What a mess, eh? Still, it gets the job done.

It’s worth noting, incidentally, that if you removed multiplication from the definition of TNT, you couldn’t immediately get it back by finding a way of expressing it in terms of addition; in fact, you couldn’t get it back at all. In technical terms, Presburger Arithmetic doesn’t interpret Peano Arithmetic. The trick of expressing recursive definitions in terms of lists is quite general, but the specific hack of simulating lists using arithmetic sequences is only very narrowly applicable, and can’t get off the ground if you don’t already have the ability to express multiplications.

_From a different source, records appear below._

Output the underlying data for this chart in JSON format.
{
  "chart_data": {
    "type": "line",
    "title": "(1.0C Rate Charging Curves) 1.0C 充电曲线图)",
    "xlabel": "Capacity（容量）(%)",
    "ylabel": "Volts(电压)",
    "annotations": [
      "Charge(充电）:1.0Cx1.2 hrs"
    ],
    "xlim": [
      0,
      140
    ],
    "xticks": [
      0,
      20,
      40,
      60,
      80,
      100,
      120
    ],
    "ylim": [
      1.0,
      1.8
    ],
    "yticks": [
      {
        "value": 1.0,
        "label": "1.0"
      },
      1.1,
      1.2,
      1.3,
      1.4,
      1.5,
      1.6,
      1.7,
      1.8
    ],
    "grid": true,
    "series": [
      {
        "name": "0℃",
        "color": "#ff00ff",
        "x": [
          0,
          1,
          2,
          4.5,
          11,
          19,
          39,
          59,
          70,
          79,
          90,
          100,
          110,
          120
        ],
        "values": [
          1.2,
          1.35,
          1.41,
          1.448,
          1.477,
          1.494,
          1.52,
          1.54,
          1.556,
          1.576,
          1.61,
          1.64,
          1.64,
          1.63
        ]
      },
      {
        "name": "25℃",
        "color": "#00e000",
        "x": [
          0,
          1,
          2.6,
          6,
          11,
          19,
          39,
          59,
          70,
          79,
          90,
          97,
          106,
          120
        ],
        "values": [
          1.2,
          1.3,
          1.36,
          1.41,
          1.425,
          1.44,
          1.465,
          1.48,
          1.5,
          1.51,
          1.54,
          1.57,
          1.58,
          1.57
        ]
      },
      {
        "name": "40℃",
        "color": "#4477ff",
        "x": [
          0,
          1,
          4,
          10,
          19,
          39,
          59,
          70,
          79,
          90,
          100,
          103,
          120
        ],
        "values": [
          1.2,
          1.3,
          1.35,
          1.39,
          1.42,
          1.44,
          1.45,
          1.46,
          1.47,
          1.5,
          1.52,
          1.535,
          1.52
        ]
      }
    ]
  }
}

Ok, thanks for that, your math posts are always very thorough. :slight_smile:

But I have to wonder, does Hofstader really intend the reader to go through all of that hoop-jumping? Is there a way to write the statement with just the rules covered in the book to this point, which are just the basics? We certainly haven’t covered the chinese remainer thereom, and I don’t think modular arithmetic either. I would imagine there’s some answer with a few lines of cleverly constructed symbols. It does say these are practice exercises to test your understanding of the notation of TNT, after all. But then again, maybe not.

Well, hence the statement "and if you know quite a bit of number theory. ", I assume.

The final answer you get is pretty terse; it’s just proving that it works that’s complicated.

(It occurs to me, as a tiny, pedantic nitpick, that even after the corrections mentioned above, your formulation of “b is a power of 2” is as “b can’t have an odd factor”, but it really needs to be “b can’t have an odd factor greater than 1”. So where we used 2d + 1 = a, this should be replaced with, say, 2d + 3 = a. But this isn’t really an issue with your understanding of the syntax of TNT.)